- Directed by: Johannes Roberts
- Written by: Johannes Roberts Joseph London
- Produced by: Miguel Ruz
- Starring: Nicole Petty Daniel MacLagan Tom Savini Shaun Hutson Richard Cambridge Marysia Kay James Fusco
- Cinematography: John Raggett
- Edited by: Richard Mitchell
- Music by: Ollie Knight
- Production company: Gatlin Pictures
- Distributed by: Universal Music & Video
- Release date: 13 May 2005 (Cannes);
- Running time: 95 minutes
- Country: United Kingdom
- Language: English

= Forest of the Damned =

2005 film by Johannes Roberts

Forest of the Damned (known in the United States as
Johannes Roberts' Demonic) is a 2005 British horror
feature film directed by Johannes Roberts.

==Plot==

Five friends have a car accident and fall into the clutches of fallen angels who first seduce their victims and then kill them.
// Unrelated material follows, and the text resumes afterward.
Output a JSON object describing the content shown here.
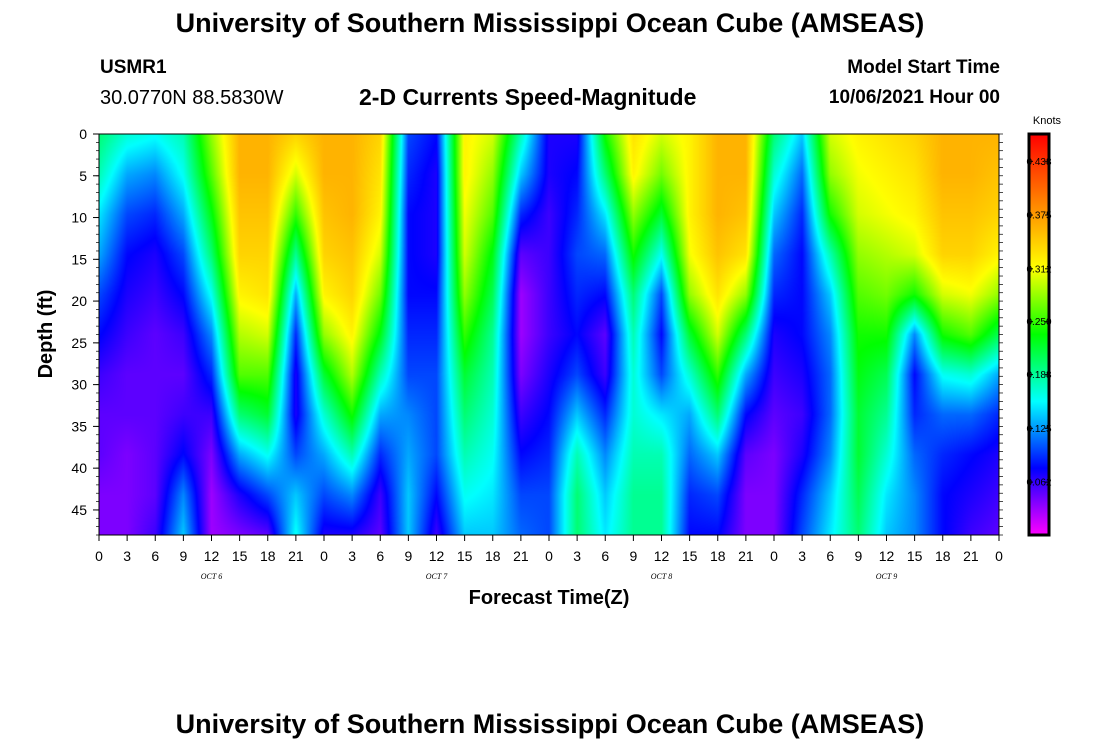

A deadly battle of seduction, fear, and blood consumes the group as these angels have an insatiable appetite for human flesh.

==Cast==
- Nicole Petty as Molly
- Daniel MacLagan as Judd
- Tom Savini as Stephen
- Shaun Hutson as himself
- Marysia Kay as Angel 1
- Richard Cambridge as Emilio
- Sophie Holland as Ally
- David Hood as Andrew
- Eleanor James as Angel 2

==Release==
The film premiered on 13 May 2005 at the Cannes Film Festival and was released in the UK on 26 November 2005.

==Reception==

Jon Condit from Dread Central gave the film a score of 2.5 out of 5, stating that the film's director "took something worthy of praise and ruined it with too much added showiness that degrades it into nothing more than another sub-par horror flick". Film Threat criticized the film's "paper-thin characters", grating soundtrack, and visual style.

==Sequel==

Forest of the Damned 2, directed by Ernest Riera, was released in 2008. Eleanor James and Marysia Kay reprise their roles as bloodthirsty fallen angels.